Monday, 18 February 2013
With new media consumption patterns emerging, measuring media audiences has become a challenge. Yet, solving the problem is critical because without sound understanding of media consumption it is hard to justify advertising budgets, which in the U.S. today, stand at around half a trillion dollars (all media confounded). Just TV advertising, which is traditionally driven by media ratings, represents some $75 billion. The industry faces three broad problems related to measurement. First. little is known about consumers' behavior on new media. Take online video that seems to take off fast, yet there are huge differences in the estimates on how much time consumers spend watching it (for 2012, comScore estimated 4.2 billion hours while Nielsen's guess was a little more than 1 billion hours). The second problem concerns traditional media (mostly Television) and relates to time-shifted viewing. Consumers save shows for later viewing and devices often screen out the advertising. It is difficult to estimate the proportion of consumers affected but if time-shifted viewing becomes general, the implications are dramatic for the advertising industry. The final problem relates to the trend that, increasingly, consumers are connected to multiple devices (e.g., while they watch TV, they do other things on their tablets or smartphones). The industry talks about the "second screens" phenomenon. Here, it is not even clear how to measure the impact. Consumers watch the show, but are they turning to their i-Pads during the ads?
Tuesday, 12 February 2013
Last week, news emerged that Standard & Poor, one of the three major credit rating agencies (CRAs) has been sued by the US government for misleading investors. A summary of the case by The Economist can be found here. The multi-billion dollar suit caused S&P's shares to drop some 25% while other ratings agencies' shares suffered similar losses. I have criticized CRAs many times in this blog and elsewhere, and the loosely surfaced evidence from the filing does support the broad criticism concerning CRAs in general. Yet, this heavy handed approach is quite unsettling.
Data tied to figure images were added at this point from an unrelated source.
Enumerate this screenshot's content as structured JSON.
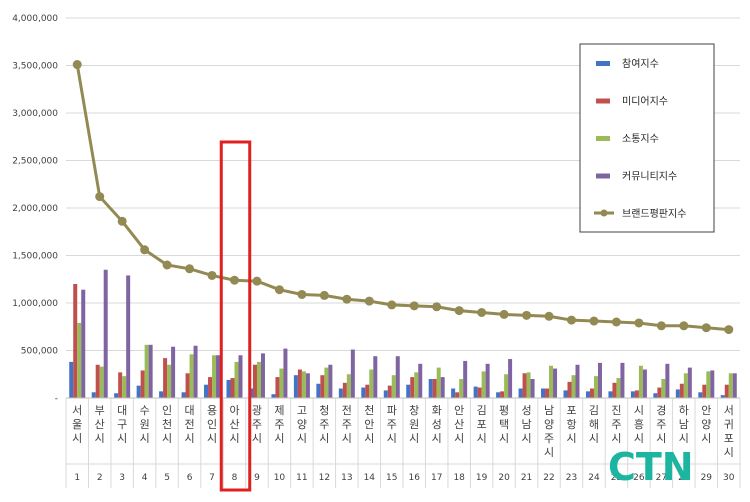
{
  "chart_data": {
    "type": "bar",
    "title": "",
    "xlabel": "",
    "ylabel": "",
    "ylim": [
      0,
      4000000
    ],
    "yticks": [
      0,
      500000,
      1000000,
      1500000,
      2000000,
      2500000,
      3000000,
      3500000,
      4000000
    ],
    "ytick_labels": [
      "-",
      "500,000",
      "1,000,000",
      "1,500,000",
      "2,000,000",
      "2,500,000",
      "3,000,000",
      "3,500,000",
      "4,000,000"
    ],
    "grid": true,
    "legend_position": "top-right",
    "categories": [
      "서울시",
      "부산시",
      "대구시",
      "수원시",
      "인천시",
      "대전시",
      "용인시",
      "아산시",
      "광주시",
      "제주시",
      "고양시",
      "청주시",
      "전주시",
      "천안시",
      "파주시",
      "창원시",
      "화성시",
      "안산시",
      "김포시",
      "평택시",
      "성남시",
      "남양주시",
      "포항시",
      "김해시",
      "진주시",
      "시흥시",
      "경주시",
      "하남시",
      "안양시",
      "서귀포시"
    ],
    "ranks": [
      "1",
      "2",
      "3",
      "4",
      "5",
      "6",
      "7",
      "8",
      "9",
      "10",
      "11",
      "12",
      "13",
      "14",
      "15",
      "16",
      "17",
      "18",
      "19",
      "20",
      "21",
      "22",
      "23",
      "24",
      "25",
      "26",
      "27",
      "28",
      "29",
      "30"
    ],
    "series": [
      {
        "name": "참여지수",
        "type": "bar",
        "color": "#4472C4",
        "values": [
          380000,
          60000,
          50000,
          130000,
          70000,
          60000,
          140000,
          190000,
          100000,
          40000,
          240000,
          150000,
          100000,
          110000,
          80000,
          140000,
          200000,
          100000,
          120000,
          60000,
          100000,
          100000,
          80000,
          70000,
          70000,
          70000,
          50000,
          90000,
          60000,
          30000
        ]
      },
      {
        "name": "미디어지수",
        "type": "bar",
        "color": "#C0504D",
        "values": [
          1200000,
          350000,
          270000,
          290000,
          420000,
          260000,
          220000,
          210000,
          350000,
          220000,
          300000,
          240000,
          160000,
          140000,
          130000,
          220000,
          200000,
          60000,
          110000,
          70000,
          260000,
          100000,
          170000,
          100000,
          160000,
          80000,
          110000,
          150000,
          140000,
          140000
        ]
      },
      {
        "name": "소통지수",
        "type": "bar",
        "color": "#9BBB59",
        "values": [
          790000,
          330000,
          230000,
          560000,
          350000,
          460000,
          450000,
          380000,
          380000,
          310000,
          280000,
          320000,
          250000,
          300000,
          240000,
          270000,
          320000,
          200000,
          280000,
          250000,
          270000,
          340000,
          240000,
          230000,
          210000,
          340000,
          200000,
          260000,
          280000,
          260000
        ]
      },
      {
        "name": "커뮤니티지수",
        "type": "bar",
        "color": "#8064A2",
        "values": [
          1140000,
          1350000,
          1290000,
          560000,
          540000,
          550000,
          450000,
          450000,
          470000,
          520000,
          260000,
          350000,
          510000,
          440000,
          440000,
          360000,
          220000,
          390000,
          360000,
          410000,
          200000,
          310000,
          350000,
          370000,
          370000,
          300000,
          360000,
          320000,
          290000,
          260000
        ]
      },
      {
        "name": "브랜드평판지수",
        "type": "line",
        "color": "#938953",
        "values": [
          3510000,
          2120000,
          1860000,
          1560000,
          1400000,
          1360000,
          1290000,
          1240000,
          1230000,
          1140000,
          1090000,
          1080000,
          1040000,
          1020000,
          980000,
          970000,
          960000,
          920000,
          900000,
          880000,
          870000,
          860000,
          820000,
          810000,
          800000,
          790000,
          760000,
          760000,
          740000,
          720000
        ]
      }
    ],
    "highlight_category": "아산시"
  },
  "brand": {
    "logo_text": "CTN",
    "color": "#1BB5A0"
  }
}
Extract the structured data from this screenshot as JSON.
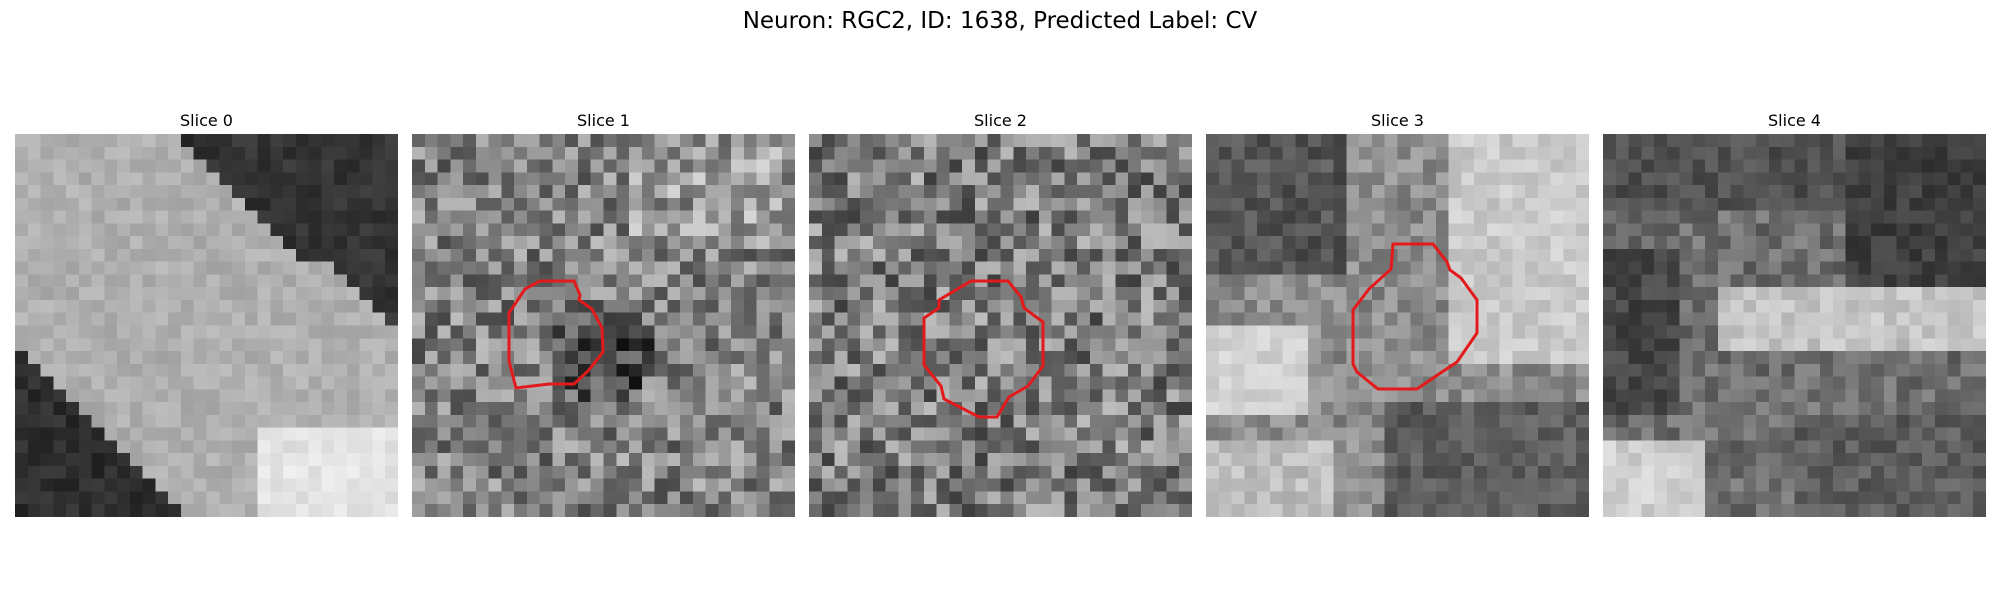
{
  "figure": {
    "title": "Neuron: RGC2, ID: 1638, Predicted Label: CV"
  },
  "panels": [
    {
      "title": "Slice 0",
      "has_contour": false,
      "contour_color": "#e31a1c"
    },
    {
      "title": "Slice 1",
      "has_contour": true,
      "contour_color": "#e31a1c"
    },
    {
      "title": "Slice 2",
      "has_contour": true,
      "contour_color": "#e31a1c"
    },
    {
      "title": "Slice 3",
      "has_contour": true,
      "contour_color": "#e31a1c"
    },
    {
      "title": "Slice 4",
      "has_contour": false,
      "contour_color": "#e31a1c"
    }
  ],
  "colormap": "gray"
}
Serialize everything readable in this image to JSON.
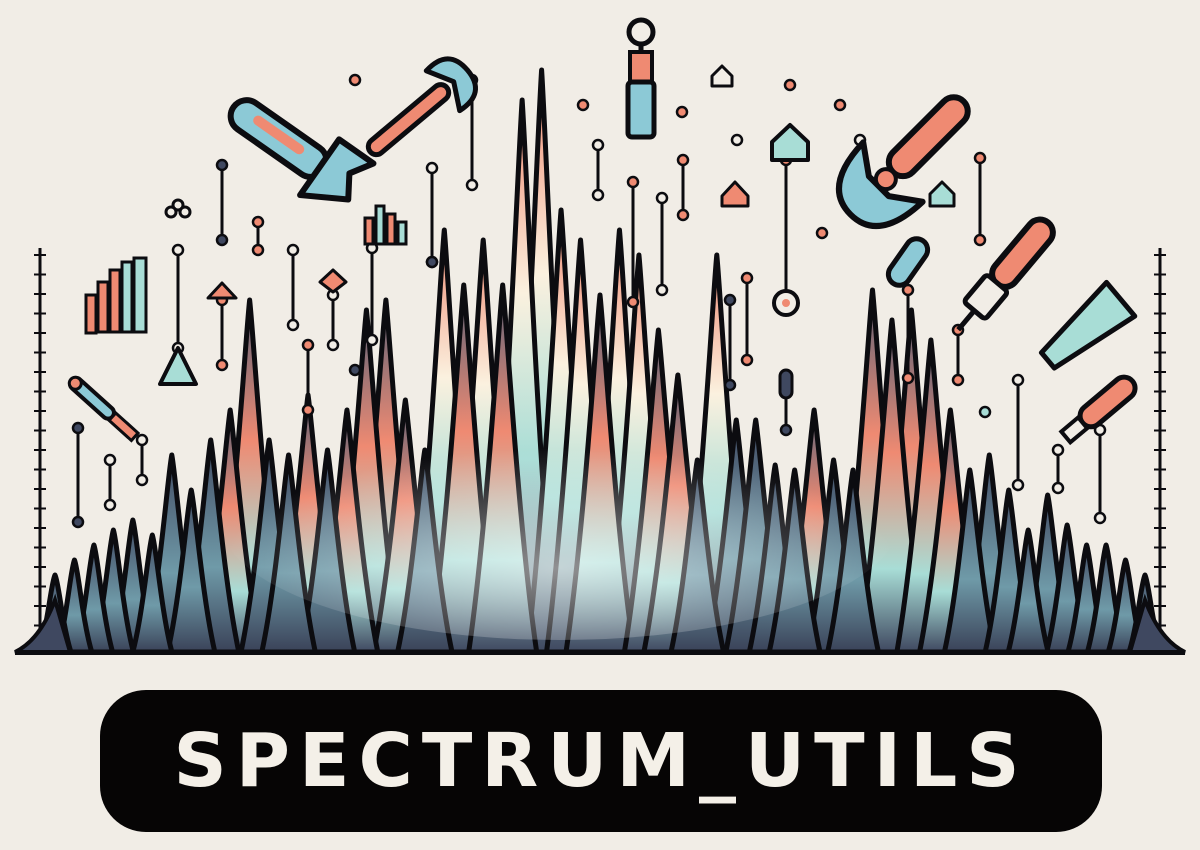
{
  "title": "SPECTRUM_UTILS",
  "colors": {
    "background": "#f1ede6",
    "ink": "#0c0c10",
    "peak_dark": "#3f4860",
    "peak_mint": "#a8ddd6",
    "peak_coral": "#ef8a72",
    "peak_cream": "#fbf1df",
    "banner": "#060505",
    "banner_text": "#f4f0e8"
  },
  "icons": [
    "wrench-icon",
    "wrench-icon",
    "screwdriver-icon",
    "open-end-wrench-icon",
    "screwdriver-icon",
    "screwdriver-icon",
    "pliers-icon",
    "spanner-icon",
    "chisel-icon",
    "bar-blocks-icon",
    "triangle-marker-icon",
    "diamond-marker-icon",
    "flower-marker-icon",
    "pill-handle-icon"
  ]
}
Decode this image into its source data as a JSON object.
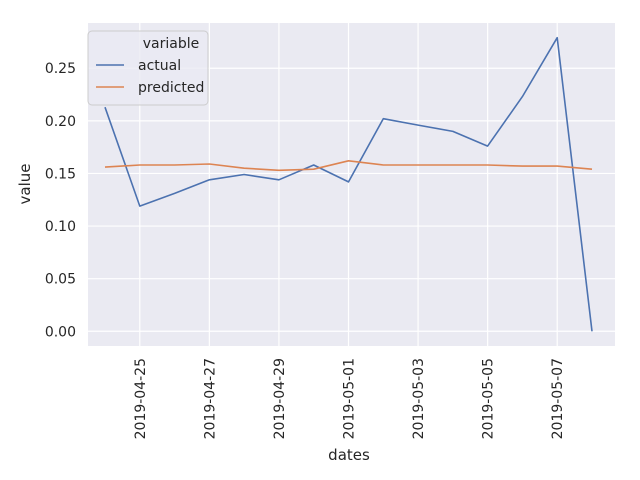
{
  "chart_data": {
    "type": "line",
    "title": "",
    "xlabel": "dates",
    "ylabel": "value",
    "x": [
      "2019-04-24",
      "2019-04-25",
      "2019-04-26",
      "2019-04-27",
      "2019-04-28",
      "2019-04-29",
      "2019-04-30",
      "2019-05-01",
      "2019-05-02",
      "2019-05-03",
      "2019-05-04",
      "2019-05-05",
      "2019-05-06",
      "2019-05-07",
      "2019-05-08"
    ],
    "xticks": [
      "2019-04-25",
      "2019-04-27",
      "2019-04-29",
      "2019-05-01",
      "2019-05-03",
      "2019-05-05",
      "2019-05-07"
    ],
    "yticks": [
      0.0,
      0.05,
      0.1,
      0.15,
      0.2,
      0.25
    ],
    "ytick_labels": [
      "0.00",
      "0.05",
      "0.10",
      "0.15",
      "0.20",
      "0.25"
    ],
    "ylim": [
      -0.014,
      0.293
    ],
    "legend": {
      "title": "variable",
      "placement": "top-left"
    },
    "series": [
      {
        "name": "actual",
        "color": "#4c72b0",
        "values": [
          0.213,
          0.119,
          0.131,
          0.144,
          0.149,
          0.144,
          0.158,
          0.142,
          0.202,
          0.196,
          0.19,
          0.176,
          0.223,
          0.279,
          0.0
        ]
      },
      {
        "name": "predicted",
        "color": "#dd8452",
        "values": [
          0.156,
          0.158,
          0.158,
          0.159,
          0.155,
          0.153,
          0.154,
          0.162,
          0.158,
          0.158,
          0.158,
          0.158,
          0.157,
          0.157,
          0.154
        ]
      }
    ]
  }
}
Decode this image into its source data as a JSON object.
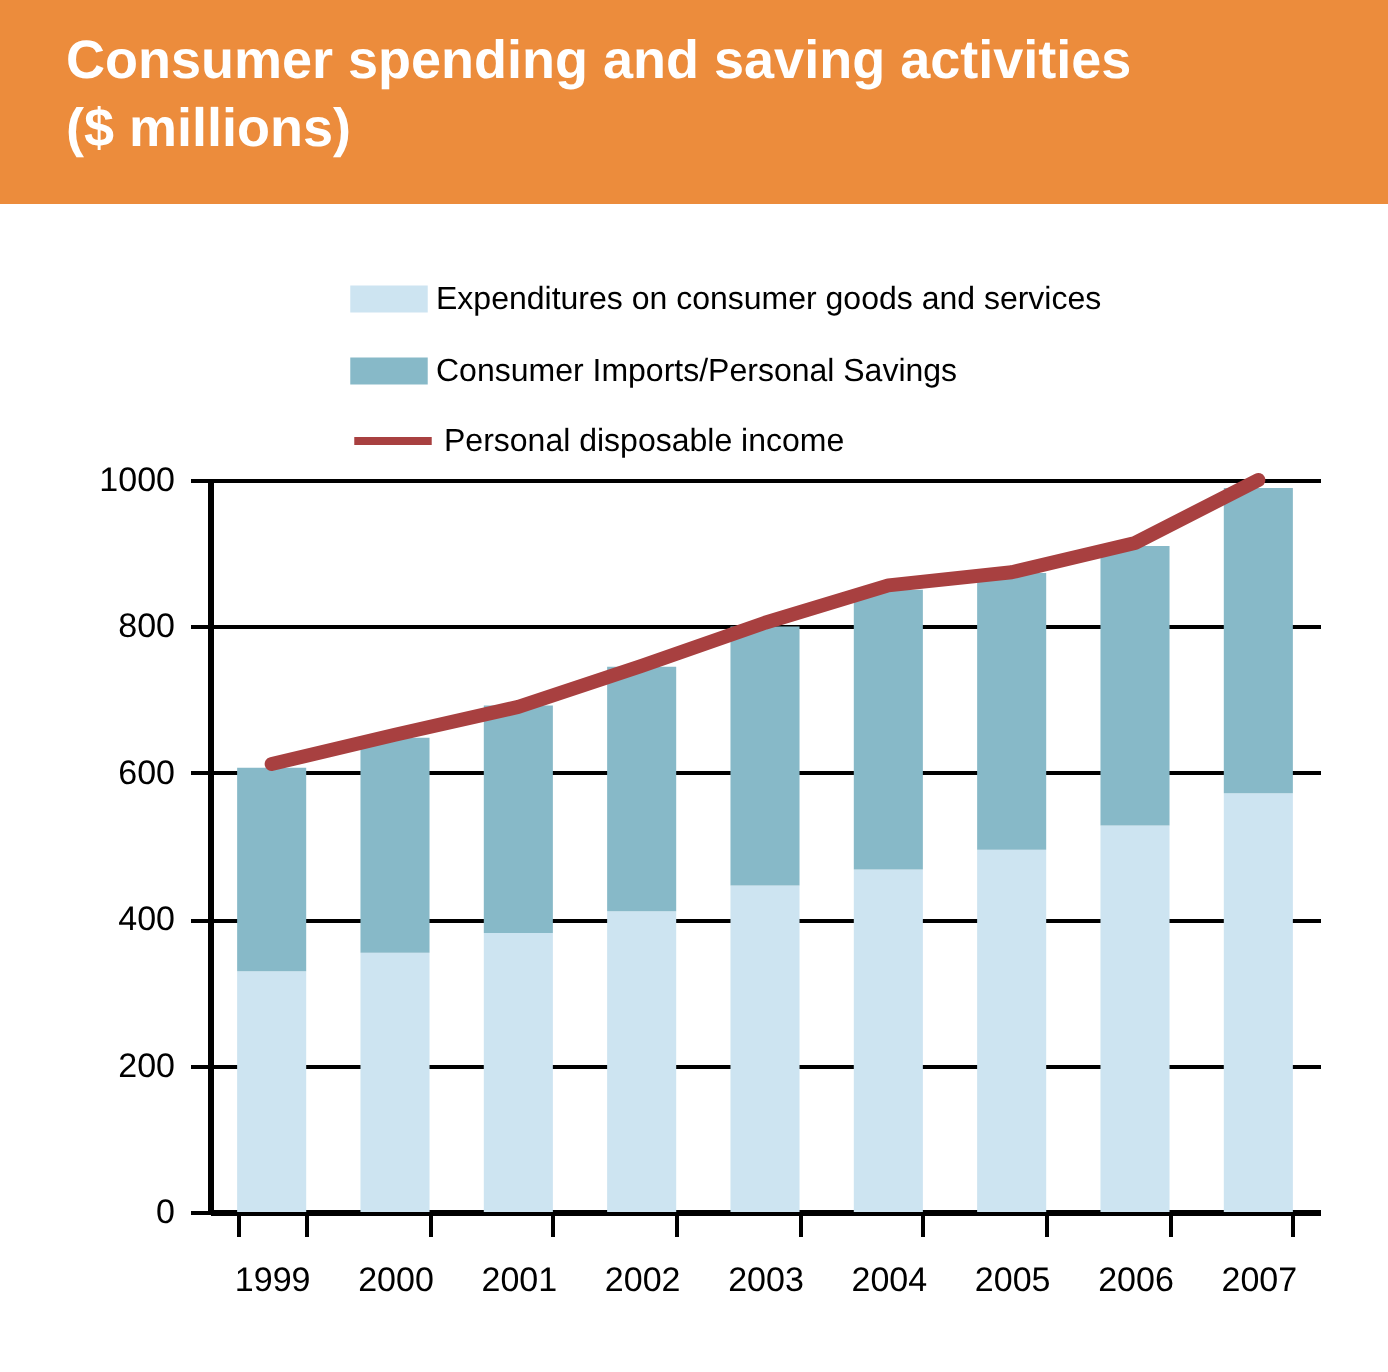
{
  "chart_data": {
    "type": "bar",
    "title": "Consumer spending and saving activities ($ millions)",
    "categories": [
      "1999",
      "2000",
      "2001",
      "2002",
      "2003",
      "2004",
      "2005",
      "2006",
      "2007"
    ],
    "stacked": true,
    "series": [
      {
        "name": "Expenditures on consumer goods and services",
        "color": "#cde4f1",
        "values": [
          329,
          354,
          381,
          411,
          446,
          468,
          495,
          528,
          572
        ]
      },
      {
        "name": "Consumer Imports/Personal Savings",
        "color": "#87b9c8",
        "values": [
          278,
          294,
          311,
          334,
          354,
          382,
          378,
          382,
          417
        ]
      },
      {
        "name": "Personal disposable income",
        "type": "line",
        "color": "#a84040",
        "values": [
          612,
          652,
          690,
          746,
          805,
          856,
          874,
          914,
          1000
        ]
      }
    ],
    "ylim": [
      0,
      1000
    ],
    "yticks": [
      0,
      200,
      400,
      600,
      800,
      1000
    ],
    "grid": "y",
    "legend": "top"
  }
}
First, it seems that the government really went out of its way to punish S&P. The Economist's article highlights that the charges filed in California concern civil fraud, which is important because it is outside the protection of the First amendment that has effectively protected CRAs in the past. More worrying is that among the three main CRAs only S&P has been sued, the only one that has downgraded the US government. When I asked a friend about the case, his reaction was immediate: "the message is: 'Down't dare downgrading the US!'".